Keimanan dan Kepekaan Sosial
Oleh: Fajar Romadhon
Islam
adalah agama amal. Setiap individu muslim yang beriman tidak lagi memikirkan
dirinya semata, tetapi memikirkan individu yang lain pula. Amal perbuatan yang
dilakukan tidak lagi untuk dirinya, tetapi berusaha untuk memberi
kebermanfaatan untuk yang lain. Itulah sebabnya Islam tidak menganjurkan
seorang muslim untuk soleh secara pribadi tetapi harus soleh secara sosial
juga.
Islam
tidak hanya sebatas ajaran atau gagasan, melainkan Islam harus bisa
diejawantahkan dalam amal perbuatan. Begitupun juga dengan iman, tidak
dikatakan beriman apabila hanya diucapkan dengan lisan dan diyakini dalam hati
tanpa dibuktikan dengan amal perbuatan.
Islam
mengajarkan untuk bersedekah, mengasihi anak yatim, menolong yang lemah dan
berbuat baik pada sesama. Hal ini membuktikan bahwa Islam memikirkan hal-hal
yang sifatnya sosial. Apabila ada yang berpendapat bahwa Islam tidak lagi bisa
menjadi solusi atas masalah-maslah sosial di bangsa ini, itu sebuah kesalahan besar.

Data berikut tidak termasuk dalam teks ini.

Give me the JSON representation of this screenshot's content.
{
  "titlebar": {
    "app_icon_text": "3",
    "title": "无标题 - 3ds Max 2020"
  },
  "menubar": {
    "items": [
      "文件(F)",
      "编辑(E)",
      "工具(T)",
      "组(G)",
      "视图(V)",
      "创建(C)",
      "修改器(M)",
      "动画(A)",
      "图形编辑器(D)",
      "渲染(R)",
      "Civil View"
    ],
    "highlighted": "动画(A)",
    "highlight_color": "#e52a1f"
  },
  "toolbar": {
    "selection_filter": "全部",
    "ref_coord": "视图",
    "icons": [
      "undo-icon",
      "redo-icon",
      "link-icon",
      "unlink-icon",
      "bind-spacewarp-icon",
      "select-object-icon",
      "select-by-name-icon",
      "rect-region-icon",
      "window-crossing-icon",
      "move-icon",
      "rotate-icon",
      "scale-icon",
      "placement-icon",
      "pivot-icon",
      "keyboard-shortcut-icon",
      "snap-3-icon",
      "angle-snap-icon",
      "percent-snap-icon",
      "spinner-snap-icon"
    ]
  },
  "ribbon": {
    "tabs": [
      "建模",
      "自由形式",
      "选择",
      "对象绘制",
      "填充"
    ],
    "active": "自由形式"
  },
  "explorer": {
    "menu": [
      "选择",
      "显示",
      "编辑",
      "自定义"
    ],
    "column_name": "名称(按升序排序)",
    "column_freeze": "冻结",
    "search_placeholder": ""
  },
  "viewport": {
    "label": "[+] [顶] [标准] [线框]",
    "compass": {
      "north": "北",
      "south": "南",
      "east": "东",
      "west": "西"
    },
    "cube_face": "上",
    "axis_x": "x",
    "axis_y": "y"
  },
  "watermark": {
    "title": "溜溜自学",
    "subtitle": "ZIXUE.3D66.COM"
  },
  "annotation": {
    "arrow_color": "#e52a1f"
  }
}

Al-Qur’an dan sunnah sebenarnya sudah memuat pokok-pokok dari seluruh segmen
kehidupan manusia. Terkadang interpretasi dari nilai-nilai Al-Qur’an dan sunnah
itu yang belum dipahami oleh kebanyakan orang.
Agaknya
pendapat Ahmad Wahib terkait hal diatas lebih memperjelas, bahwa kalimat Islam
cocok di segala zaman akan lebih relevan apabila Islam diinterpretasikan
berdasarkan keilmuan bukan berdasar keinginan subjektif.
Semakin
tinggi keimanan seseorang maka akan semakin tinggi pula kepekaan terhadap kondisi
sosialnya. Ini merupakan konsekuensi logis dari keimanan. Sabda Rasul: “Tidak
beriman seseorang apabila membiarkan dirinya kenyang dan tidur nyenyak
sedangkan tetangganya kelaparan dan menderita”.
Seorang
intelektual tidak dikatakan sebagai intelektual apabila tidak peka terhadap
kondisi sosialnya. Karena seorang intelektual ketika berfikir tak lepas dari
pengamatannya terhadap kondisi sosial sekitarnya. Jika Islam adalah agama amal,
maka Islam tidak menghendaki perdebatan-perdebatan yang pada akhirnya tidak
membuahkan amal perbuatan.
Kisah
KH. Ahmad Dahlan agaknya menjadi representasi yang relevan dari korelasi
keimanan dan kepekaan terhadap kondisi sosial. Setiap kali KH. Ahmad Dahlan
hendak mengajar, beliau senantiasa membaca surat Al-Ma’un bersama-sama dengan
para muridnya. Tak jarang murid-muridnya bertanya kepada KH. Ahmad Dahlan,
mengapa harus membaca surat Al-Ma’un?. Itulah Islam yang tidak hanya menyoal
masalah ibadah mahdhah, tetapi ibadah ghair mahdhah pula.
Jika
surat Al-Ma’un kita baca artinya, rupanya sangat korelatif sekali antara
keislaman seseorang dengan kepekaan terhadap kondisi sosialnya. Islam tidak
hanya mengajarkan ibadah-ibadah yang sifatnya vertikal, tetapi memperhatikan
ibadah yang horizontal juga. Keislaman dan keimanan seseorang harus
proporsional pula dengan kepekaan terhadap kondisi sosialnya. Perhatikan arti
dari surat Al-Ma’un ayat 1-7: “Tahukah kamu
(orang) yang mendustakan agama?. Itulah orang yang menghardik anak yatim. Dan tidak
menganjurkan memberi Makan orang miskin. Maka kecelakaanlah bagi orang-orang
yang shalat. (yaitu) orang-orang yang lalai dari shalatnya. Orang-orang yang
berbuat riya. Dan enggan (menolong dengan) barang berguna.”